On the PC, we saw the rise of the FPS genre, that of the RTS genre, and of online multiplayer matches as the Internet became more and more popular, along with great CRPG classics being released right and left.

On the Nintendo side of things, the entire lifespan of the SNES which was "the" console to be had in its time, dominating the market on account of its games and not its hardware. We saw the Game Boy and the whole Pokémon phenomenon. We saw the N64 with classics like Ocarina of Time, GoldenEye, Conker's Bad Fur Day, well, you Nintendo folks name it.

As far as Sega goes, I can't name much on the Genesis, despite having had one, but I do distinctly and dearly remember Sonic 2, Gunstar Heroes, Shinobi III. Then the Saturn came along and got overshadowed by the PlayStation, yet it still rode the same wave of a 3D graphics revolution. The Dreamcast, the swansong of Sega's console-making efforts, pioneered (perhaps too early) the next big leap in the 3D revolution that would continue in the next decade, with impressive-looking games, especially the absolute classic that is Shenmue.

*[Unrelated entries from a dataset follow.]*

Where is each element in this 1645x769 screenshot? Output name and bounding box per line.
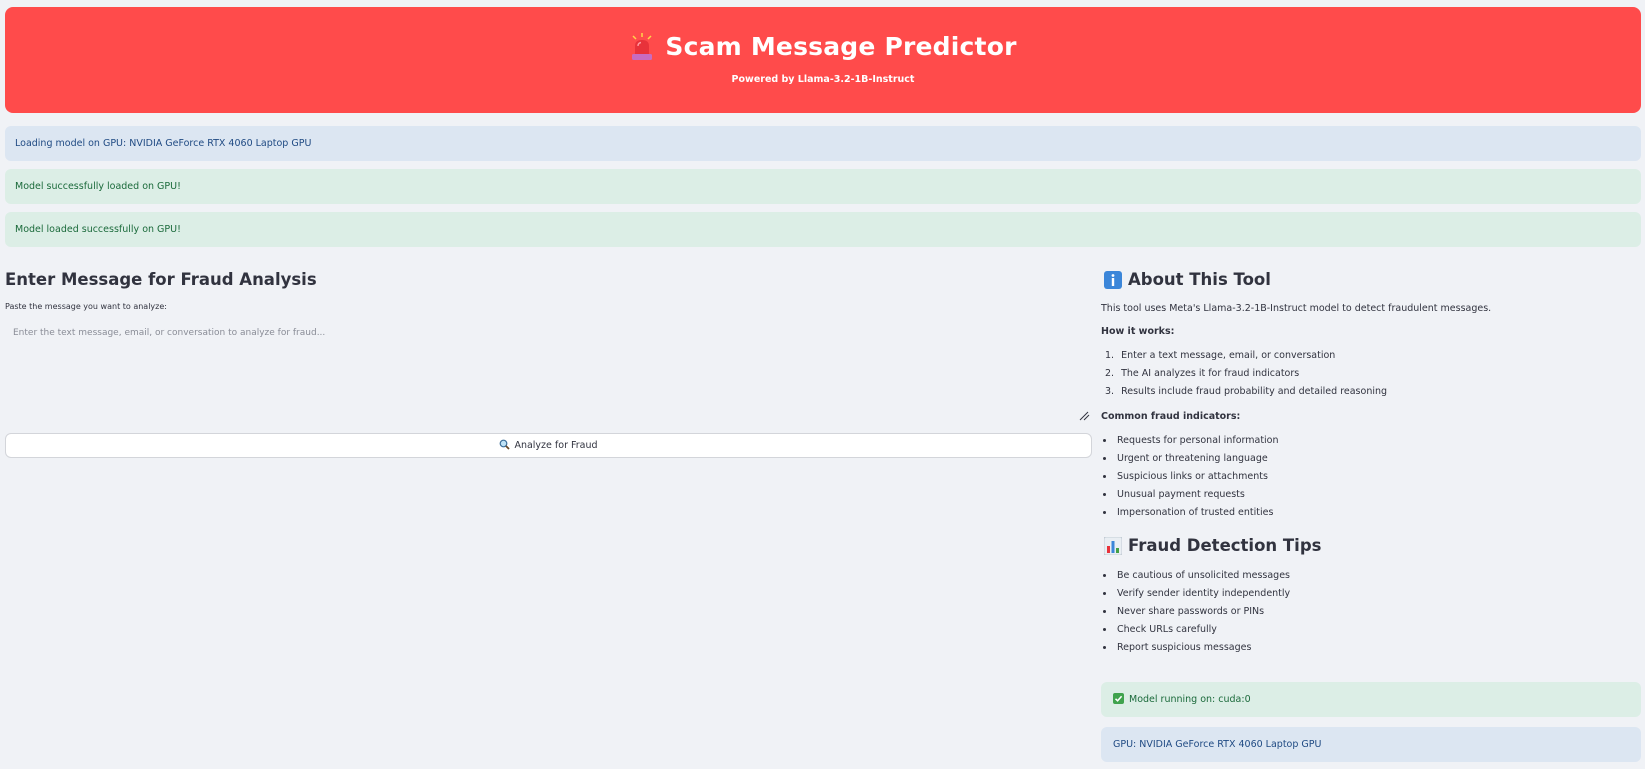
- success-alert-1-text: Model successfully loaded on GPU!: [15, 181, 181, 192]
- list-item: Enter a text message, email, or conversa…: [1121, 350, 1336, 361]
- resize-handle-icon[interactable]: [1078, 411, 1090, 421]
- check-icon: [1113, 692, 1124, 707]
- analysis-section: Enter Message for Fraud Analysis Paste t…: [5, 270, 1092, 458]
- device-status-text: Model running on: cuda:0: [1129, 694, 1251, 705]
- tips-heading-text: Fraud Detection Tips: [1128, 536, 1322, 555]
- siren-icon: [629, 32, 655, 62]
- list-item: Report suspicious messages: [1115, 639, 1641, 657]
- app-page: Scam Message Predictor Powered by Llama-…: [0, 0, 1645, 769]
- fraud-indicators-heading: Common fraud indicators:: [1101, 411, 1241, 422]
- message-textarea-placeholder: Enter the text message, email, or conver…: [13, 328, 326, 338]
- title-row: Scam Message Predictor: [629, 32, 1016, 62]
- list-item: Never share passwords or PINs: [1115, 603, 1641, 621]
- list-item: Be cautious of unsolicited messages: [1115, 567, 1641, 585]
- bar-chart-icon: [1103, 536, 1123, 555]
- header-banner: Scam Message Predictor Powered by Llama-…: [5, 7, 1641, 113]
- success-alert-1: Model successfully loaded on GPU!: [5, 169, 1641, 204]
- gpu-info-alert: GPU: NVIDIA GeForce RTX 4060 Laptop GPU: [1101, 727, 1641, 762]
- magnifier-icon: [499, 439, 511, 453]
- list-item: The AI analyzes it for fraud indicators: [1121, 368, 1300, 379]
- list-item: Requests for personal information: [1115, 432, 1641, 450]
- tips-heading: Fraud Detection Tips: [1103, 536, 1641, 555]
- about-heading: About This Tool: [1104, 270, 1641, 289]
- about-heading-text: About This Tool: [1128, 270, 1271, 289]
- gpu-info-text: GPU: NVIDIA GeForce RTX 4060 Laptop GPU: [1113, 739, 1322, 750]
- loading-alert: Loading model on GPU: NVIDIA GeForce RTX…: [5, 126, 1641, 161]
- list-item: Results include fraud probability and de…: [1121, 386, 1388, 397]
- loading-alert-text: Loading model on GPU: NVIDIA GeForce RTX…: [15, 138, 312, 149]
- list-item: Unusual payment requests: [1115, 486, 1641, 504]
- page-title: Scam Message Predictor: [665, 32, 1017, 61]
- message-textarea[interactable]: Enter the text message, email, or conver…: [5, 317, 1092, 424]
- tips-list: Be cautious of unsolicited messages Veri…: [1115, 567, 1641, 657]
- info-icon: [1104, 270, 1122, 289]
- list-item: Verify sender identity independently: [1115, 585, 1641, 603]
- about-description: This tool uses Meta's Llama-3.2-1B-Instr…: [1101, 303, 1492, 314]
- how-it-works-list: Enter a text message, email, or conversa…: [1115, 347, 1641, 401]
- fraud-indicators-list: Requests for personal information Urgent…: [1115, 432, 1641, 522]
- list-item: Check URLs carefully: [1115, 621, 1641, 639]
- list-item: Impersonation of trusted entities: [1115, 504, 1641, 522]
- success-alert-2-text: Model loaded successfully on GPU!: [15, 224, 181, 235]
- analyze-button[interactable]: Analyze for Fraud: [5, 433, 1092, 458]
- sidebar-panel: About This Tool This tool uses Meta's Ll…: [1101, 270, 1641, 657]
- analysis-heading: Enter Message for Fraud Analysis: [5, 270, 317, 289]
- device-status-alert: Model running on: cuda:0: [1101, 682, 1641, 717]
- list-item: Suspicious links or attachments: [1115, 468, 1641, 486]
- list-item: Urgent or threatening language: [1115, 450, 1641, 468]
- analyze-button-label: Analyze for Fraud: [514, 440, 598, 451]
- message-input-label: Paste the message you want to analyze:: [5, 302, 167, 311]
- page-subtitle: Powered by Llama-3.2-1B-Instruct: [731, 73, 915, 85]
- success-alert-2: Model loaded successfully on GPU!: [5, 212, 1641, 247]
- how-it-works-heading: How it works:: [1101, 326, 1175, 337]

Now, I know the 6th generation and the '00s did fantastic leaps to both game design quality and graphics in comparison to the 5th, with stuff like MGS2 and Gran Turismo 3 particularly sticking out in my memory, but allow me to look at the '90s with my comfortable nostalgia glasses. The late '00s also saw the rise of the gritty brown/yellow modern military first-person shooter with regenerating health, which remained a standard many tried to clone in the years to come, saturating the market. They also saw the rise of the DLC (horse armor, anyone?) and of games being launched unfinished. I particularly think the advent of online features to consoles hurt the experience around them, a statement to which many Xbox people might feel inclined to object.

I don't know much about the '80s, I hear Nintendo "saved" video games with the NES' popularity after the crash in '83, followed/accompanied by Sega I guess. I feel this suspicion that many might look at those days with even comfier "different times" nostalgia goggles than I do the '90s. Something I'm pretty sure of is it was something of a great time for owning personal computers that came with BASIC interpreters and manuals for programming them and whatnot, every now and then you hear about some successful programmer who started making his/her own games on the Apple II or Commodore 64 as a kid.

Sorry for writing this much, just got thinking too much about the topic.